The outbreak of COVID-19 has presented even more problems to Marquee. The international spread of the disease delayed the start of the regular season and resulted in millions of Americans losing their jobs. Without baseball being played, not too many people have been lining up to get Marquee over the last few months. In addition to that, Americans losing their jobs are less likely to splurge on non-essentials, such as Marquee.


In addition to having an app, Marquee should offer a free 7-day trial to its customers at the start of the season. NBA League Pass, a cable add-on and web service that allows fans to watch out-of-market NBA games, offers a free week-long trial each season. It allows prospective customers a trial run, and often leads to them getting hooked. It's easy for Cubs fans that haven't seen their team play baseball in nearly 10 months to feel put-off by Marquee, and uninterested in the service. But after watching Kris Bryant and Anthony Rizzo hit back-to-back homers in the Cubs' opener at Wrigley, wouldn't at least some of those fans want to stick around longer?


The final challenge that Marquee is presented with is the discouraging trajectory of the Cubs. After three straight trips to the National League Championship Series between 2015 and 2017, the Cubs fell into the first National League wild card spot in 2018, then got bounced out of the playoffs in the wild card game.
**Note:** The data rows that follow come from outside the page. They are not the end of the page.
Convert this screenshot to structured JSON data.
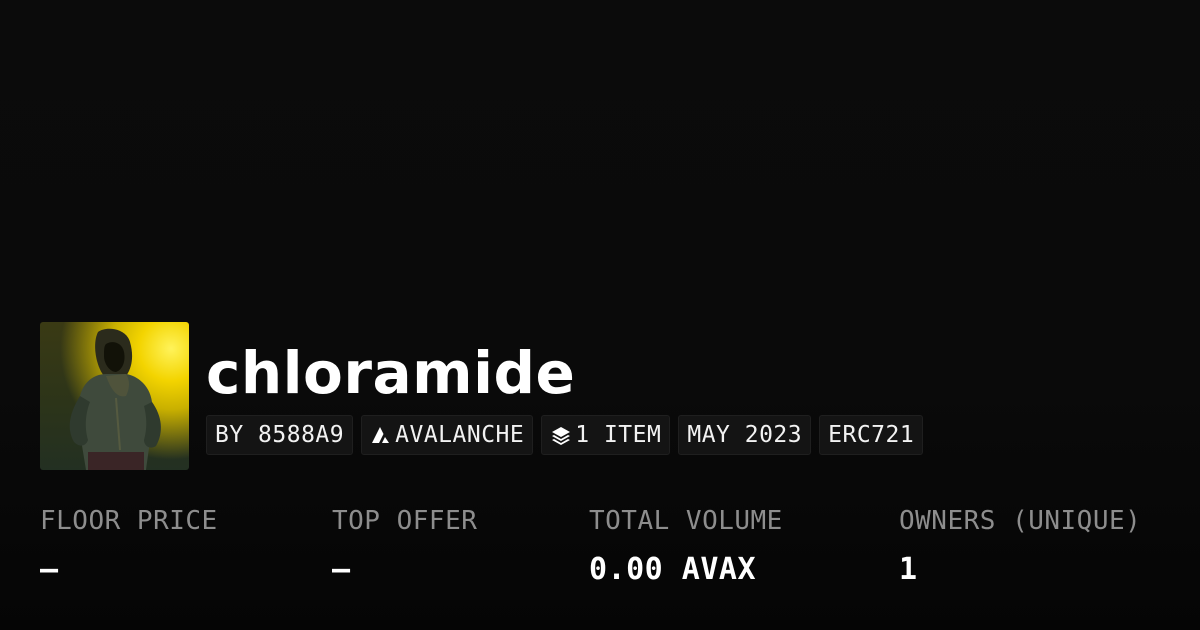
{
  "collection": {
    "name": "chloramide",
    "avatar_icon": "hooded-figure-image"
  },
  "chips": [
    {
      "label": "BY 8588A9"
    },
    {
      "label": "AVALANCHE",
      "icon": "avalanche-icon"
    },
    {
      "label": "1 ITEM",
      "icon": "layers-icon"
    },
    {
      "label": "MAY 2023"
    },
    {
      "label": "ERC721"
    }
  ],
  "stats": {
    "floor_price": {
      "label": "FLOOR PRICE",
      "value": "–"
    },
    "top_offer": {
      "label": "TOP OFFER",
      "value": "–"
    },
    "total_volume": {
      "label": "TOTAL VOLUME",
      "value": "0.00 AVAX"
    },
    "owners": {
      "label": "OWNERS (UNIQUE)",
      "value": "1"
    }
  },
  "colors": {
    "background": "#0a0a0a",
    "chip_background": "#141414",
    "label": "#8d8d8d",
    "text": "#ffffff",
    "avatar_accent": "#f3d400"
  }
}
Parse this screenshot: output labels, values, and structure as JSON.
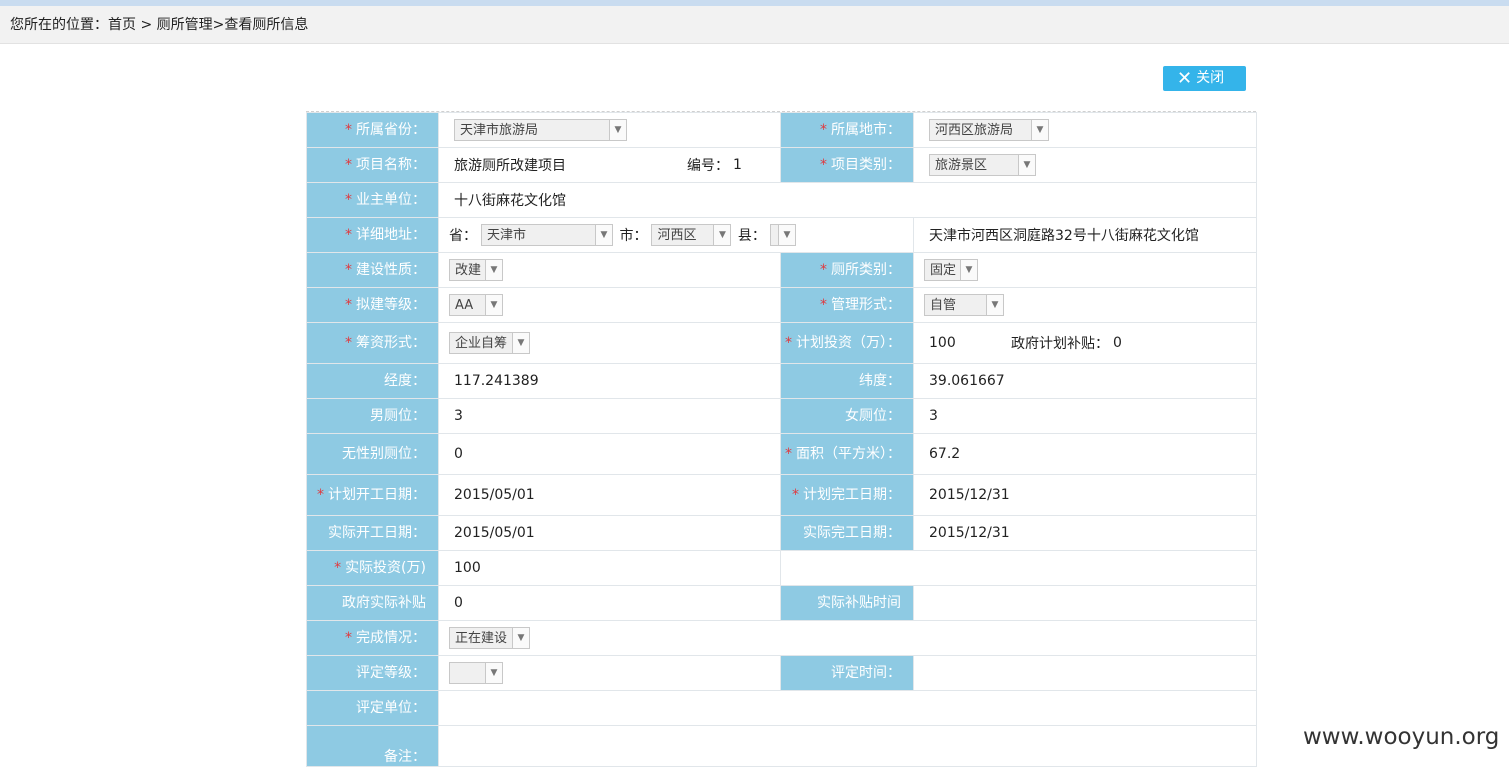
{
  "breadcrumb": {
    "prefix": "您所在的位置：",
    "home": "首页",
    "sep1": " > ",
    "section": "厕所管理",
    "sep2": ">",
    "current": "查看厕所信息"
  },
  "close_label": "关闭",
  "form": {
    "province_label": "所属省份：",
    "province_value": "天津市旅游局",
    "city_label": "所属地市：",
    "city_value": "河西区旅游局",
    "project_name_label": "项目名称：",
    "project_name_value": "旅游厕所改建项目",
    "number_label": "编号：",
    "number_value": "1",
    "project_type_label": "项目类别：",
    "project_type_value": "旅游景区",
    "owner_label": "业主单位：",
    "owner_value": "十八街麻花文化馆",
    "address_label": "详细地址：",
    "addr_prov_label": "省：",
    "addr_prov_value": "天津市",
    "addr_city_label": "市：",
    "addr_city_value": "河西区",
    "addr_county_label": "县：",
    "addr_county_value": "",
    "address_detail": "天津市河西区洞庭路32号十八街麻花文化馆",
    "build_nature_label": "建设性质：",
    "build_nature_value": "改建",
    "toilet_type_label": "厕所类别：",
    "toilet_type_value": "固定",
    "grade_label": "拟建等级：",
    "grade_value": "AA",
    "manage_label": "管理形式：",
    "manage_value": "自管",
    "funding_label": "筹资形式：",
    "funding_value": "企业自筹",
    "plan_invest_label": "计划投资（万）：",
    "plan_invest_value": "100",
    "gov_plan_subsidy_label": "政府计划补贴：",
    "gov_plan_subsidy_value": "0",
    "longitude_label": "经度：",
    "longitude_value": "117.241389",
    "latitude_label": "纬度：",
    "latitude_value": "39.061667",
    "male_label": "男厕位：",
    "male_value": "3",
    "female_label": "女厕位：",
    "female_value": "3",
    "neutral_label": "无性别厕位：",
    "neutral_value": "0",
    "area_label": "面积（平方米）：",
    "area_value": "67.2",
    "plan_start_label": "计划开工日期：",
    "plan_start_value": "2015/05/01",
    "plan_end_label": "计划完工日期：",
    "plan_end_value": "2015/12/31",
    "actual_start_label": "实际开工日期：",
    "actual_start_value": "2015/05/01",
    "actual_end_label": "实际完工日期：",
    "actual_end_value": "2015/12/31",
    "actual_invest_label": "实际投资(万)",
    "actual_invest_value": "100",
    "gov_actual_subsidy_label": "政府实际补贴",
    "gov_actual_subsidy_value": "0",
    "subsidy_time_label": "实际补贴时间",
    "subsidy_time_value": "",
    "completion_label": "完成情况：",
    "completion_value": "正在建设",
    "eval_grade_label": "评定等级：",
    "eval_grade_value": "",
    "eval_time_label": "评定时间：",
    "eval_time_value": "",
    "eval_unit_label": "评定单位：",
    "eval_unit_value": "",
    "remark_label": "备注：",
    "remark_value": ""
  },
  "required_mark": "*",
  "dropdown_arrow": "▼",
  "watermark": "www.wooyun.org",
  "colors": {
    "label_bg": "#8ecae3",
    "button_bg": "#34b4ea",
    "required": "#e0393e"
  }
}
In 2019 they missed the playoffs entirely. The club has lost several of its key contributors from their World Series run and have failed to replace many of them. Meanwhile, their pitching staff has continued to age with their entire rotation already in their 30s. Even as Vegas' NL Central favorites this season, fans don't seem to be as confident as they were the last five years.


While the Cubs try to hang onto scraps of their past success, there's a ball club on the south side that is gearing up for what looks to be a very exciting future. Cubs execs are hoping that Sunday and Monday's exhibition games are not emblematic of Chicago baseball in 2020 or 2021, in which a young Sox team scored a flurry of runs against an aging Cubs team, winning both games. If the White Sox succeed at a time where a large portion of Chicago fans are unable to view Cubs' games, the Sox may just steal away the next generation of fans.
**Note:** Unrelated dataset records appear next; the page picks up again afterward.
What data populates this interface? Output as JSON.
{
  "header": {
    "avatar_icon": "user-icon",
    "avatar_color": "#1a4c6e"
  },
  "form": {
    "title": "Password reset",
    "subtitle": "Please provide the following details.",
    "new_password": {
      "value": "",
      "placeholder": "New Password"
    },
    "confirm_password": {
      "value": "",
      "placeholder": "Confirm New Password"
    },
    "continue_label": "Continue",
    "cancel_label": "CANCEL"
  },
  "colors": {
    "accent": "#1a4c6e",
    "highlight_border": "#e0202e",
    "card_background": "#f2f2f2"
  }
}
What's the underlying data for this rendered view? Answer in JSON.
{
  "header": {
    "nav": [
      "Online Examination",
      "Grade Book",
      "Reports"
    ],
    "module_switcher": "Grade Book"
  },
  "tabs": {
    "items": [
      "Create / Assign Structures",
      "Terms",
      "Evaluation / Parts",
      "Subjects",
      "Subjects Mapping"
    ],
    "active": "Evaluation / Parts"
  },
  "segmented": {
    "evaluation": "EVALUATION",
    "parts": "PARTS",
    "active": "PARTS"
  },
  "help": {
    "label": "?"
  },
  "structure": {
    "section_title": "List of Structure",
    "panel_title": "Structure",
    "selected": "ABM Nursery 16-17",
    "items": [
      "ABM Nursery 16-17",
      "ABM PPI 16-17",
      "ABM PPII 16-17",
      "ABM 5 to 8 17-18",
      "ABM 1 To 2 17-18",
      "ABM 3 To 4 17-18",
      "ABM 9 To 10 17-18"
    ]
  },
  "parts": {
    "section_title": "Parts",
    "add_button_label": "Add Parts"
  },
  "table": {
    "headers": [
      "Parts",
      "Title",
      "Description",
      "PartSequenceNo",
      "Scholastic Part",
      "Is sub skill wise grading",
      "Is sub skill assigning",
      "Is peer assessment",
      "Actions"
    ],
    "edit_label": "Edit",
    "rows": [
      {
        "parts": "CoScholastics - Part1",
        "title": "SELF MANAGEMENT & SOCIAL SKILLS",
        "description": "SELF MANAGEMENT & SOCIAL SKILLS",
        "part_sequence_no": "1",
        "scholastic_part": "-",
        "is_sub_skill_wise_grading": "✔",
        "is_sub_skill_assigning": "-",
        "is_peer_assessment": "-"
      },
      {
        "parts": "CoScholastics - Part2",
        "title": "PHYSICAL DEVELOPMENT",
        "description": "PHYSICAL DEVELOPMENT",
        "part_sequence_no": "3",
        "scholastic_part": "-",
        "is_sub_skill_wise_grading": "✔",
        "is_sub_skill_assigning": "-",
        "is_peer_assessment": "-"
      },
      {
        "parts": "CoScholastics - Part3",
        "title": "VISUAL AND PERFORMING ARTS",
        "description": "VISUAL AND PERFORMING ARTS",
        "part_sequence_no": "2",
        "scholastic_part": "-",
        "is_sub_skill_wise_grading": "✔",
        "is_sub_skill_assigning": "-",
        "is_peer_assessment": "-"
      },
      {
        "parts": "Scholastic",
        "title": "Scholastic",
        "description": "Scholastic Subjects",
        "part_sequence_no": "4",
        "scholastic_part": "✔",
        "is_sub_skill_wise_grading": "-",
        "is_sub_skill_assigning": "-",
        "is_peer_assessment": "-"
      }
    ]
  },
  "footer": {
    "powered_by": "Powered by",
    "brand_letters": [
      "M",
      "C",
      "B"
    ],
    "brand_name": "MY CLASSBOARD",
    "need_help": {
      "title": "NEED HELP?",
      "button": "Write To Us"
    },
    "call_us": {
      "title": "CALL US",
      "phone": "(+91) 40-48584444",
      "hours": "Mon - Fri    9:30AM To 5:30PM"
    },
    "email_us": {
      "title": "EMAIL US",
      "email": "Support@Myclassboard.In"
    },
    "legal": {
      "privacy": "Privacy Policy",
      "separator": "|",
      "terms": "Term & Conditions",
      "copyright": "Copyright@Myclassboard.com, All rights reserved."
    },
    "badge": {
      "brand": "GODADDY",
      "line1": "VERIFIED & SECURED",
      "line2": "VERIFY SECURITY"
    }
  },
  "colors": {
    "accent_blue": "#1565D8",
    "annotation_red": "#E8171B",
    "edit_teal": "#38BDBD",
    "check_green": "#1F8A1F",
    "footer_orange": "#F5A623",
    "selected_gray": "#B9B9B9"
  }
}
Imagine being a 12 year-old kid living in the northern suburbs of Chicago that eats, sleeps and breathes baseball. Despite living in prime Cubs territory, there's only one baseball team that you can watch, and that team is a young White Sox team filled to the brim with potential. You'd watch it. Even though Wrigley Field is geographically closer to you than Guaranteed Rate Field is, with no fans in the stands this season (and in-game ballpark experience being a non-factor in 2020), naturally you would gravitate to the Sox — the only baseball team in Chicago you can watch).


Once upon a time the Cubs built a national fan base, airing their games on WGN-TV and WGN AM radio, both of which expanded their fan base to regions outside of Chicago. Now, if they are unable to solve Marquee's early problems, they may be running the risk of losing fans in their own region.